Chef Lee Richardson, of the Little Rock eatery Ashley's at The Capital Hotel, has claimed a term for his style, New Americana Cuisine.  He was recently featured on the Little Rock designer, Tobi Fairley's blog, right here.  He had some interesting things to tell Mrs. Fairley about his New Americana Cuisine:


"New Americana is a very deliberate, and otherwise almost unspoken arrangement of words. In a broader context, it would fall into “contemporary regional American,” but what I do is more than contemporary and it isn’t really with a twist or kicked up a notch, so to speak. With the New Americana Cuisine idea I mean first to honor, celebrate and curate our past. We have a lot of iconic food traditions that define our culture. These things nourish both our bodies and our souls. They comfort, heal and make us happy."

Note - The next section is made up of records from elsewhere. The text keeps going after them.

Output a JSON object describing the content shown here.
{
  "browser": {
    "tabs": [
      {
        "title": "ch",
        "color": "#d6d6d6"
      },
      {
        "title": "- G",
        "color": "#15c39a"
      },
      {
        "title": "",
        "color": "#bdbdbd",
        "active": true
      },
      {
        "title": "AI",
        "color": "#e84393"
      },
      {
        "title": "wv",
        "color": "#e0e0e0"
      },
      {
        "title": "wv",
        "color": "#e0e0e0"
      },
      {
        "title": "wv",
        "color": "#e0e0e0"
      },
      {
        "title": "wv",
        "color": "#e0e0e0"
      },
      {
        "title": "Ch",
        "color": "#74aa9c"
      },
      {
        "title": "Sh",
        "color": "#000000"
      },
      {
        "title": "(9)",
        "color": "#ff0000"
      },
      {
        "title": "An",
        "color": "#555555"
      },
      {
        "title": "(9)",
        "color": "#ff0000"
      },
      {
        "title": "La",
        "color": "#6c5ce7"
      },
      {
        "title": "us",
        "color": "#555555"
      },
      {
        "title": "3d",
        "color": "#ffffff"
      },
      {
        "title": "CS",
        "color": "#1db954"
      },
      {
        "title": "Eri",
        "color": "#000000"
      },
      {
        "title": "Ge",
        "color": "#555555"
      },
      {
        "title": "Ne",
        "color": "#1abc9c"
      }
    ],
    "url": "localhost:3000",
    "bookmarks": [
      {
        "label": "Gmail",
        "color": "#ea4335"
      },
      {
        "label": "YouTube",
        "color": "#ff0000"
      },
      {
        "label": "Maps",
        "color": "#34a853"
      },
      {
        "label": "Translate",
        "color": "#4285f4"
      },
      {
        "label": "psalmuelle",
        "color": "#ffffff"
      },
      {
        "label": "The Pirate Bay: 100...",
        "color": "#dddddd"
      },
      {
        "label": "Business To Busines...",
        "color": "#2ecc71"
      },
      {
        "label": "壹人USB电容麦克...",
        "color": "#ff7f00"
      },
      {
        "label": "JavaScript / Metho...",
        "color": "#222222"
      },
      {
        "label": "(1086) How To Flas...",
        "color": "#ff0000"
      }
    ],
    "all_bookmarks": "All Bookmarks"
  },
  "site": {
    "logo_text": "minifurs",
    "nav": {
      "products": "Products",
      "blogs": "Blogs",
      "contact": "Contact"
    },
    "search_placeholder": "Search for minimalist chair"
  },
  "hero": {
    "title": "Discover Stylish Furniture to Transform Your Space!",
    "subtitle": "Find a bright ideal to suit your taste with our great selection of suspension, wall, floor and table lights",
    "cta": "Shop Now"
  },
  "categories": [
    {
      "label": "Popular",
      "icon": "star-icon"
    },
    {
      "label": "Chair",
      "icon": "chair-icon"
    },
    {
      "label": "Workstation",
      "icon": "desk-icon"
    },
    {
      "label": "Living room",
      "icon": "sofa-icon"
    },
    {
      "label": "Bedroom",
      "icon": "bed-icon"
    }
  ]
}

Football food--pure Americana---could certainly fall into this description and we should all take pride in our regional American food ways.  Chef Richardson, is a Razorback fan and he just posted over at his blog, New Americana Cuisine, a favorite recipe to serve along-side saucy tailgating confections from the grill in a post called Pregame Potato Heads.   




Tarragon Potato Salad Serves 6

Chef Lee Richardson, Ashley’s at The Capital Hotel
Ingredients
1.5 pounds Fingerling Potatoes
Salted water to boil the potatoes
1 cup Hellman’s Mayonnaise
2 teaspoons Tarragon, chopped
2 teaspoons Chives, chopped
1 tablespoon Dijon Mustard
2 tablespoons Lemon Juice, freshly squeezed
Procedure
In a pot of cold salted water, bring the potatoes to a boil and cook until fork tender.
Remove from water and allow to cool.
In a mixing bowl, combine the remaining ingredients to make the dressing.
Slice the cooled potatoes and coat them with the dressing.
Scatter cooked onions on and around the salad.



Just like your favorite team starts preparing for next season as soon as this season is over---you had better just start preparing now.  And impress your tailgating group and parking lot neighbors by throwing around the term, "New Americana Cuisine" and keeping your food delicious and interesting and beaming with local pride.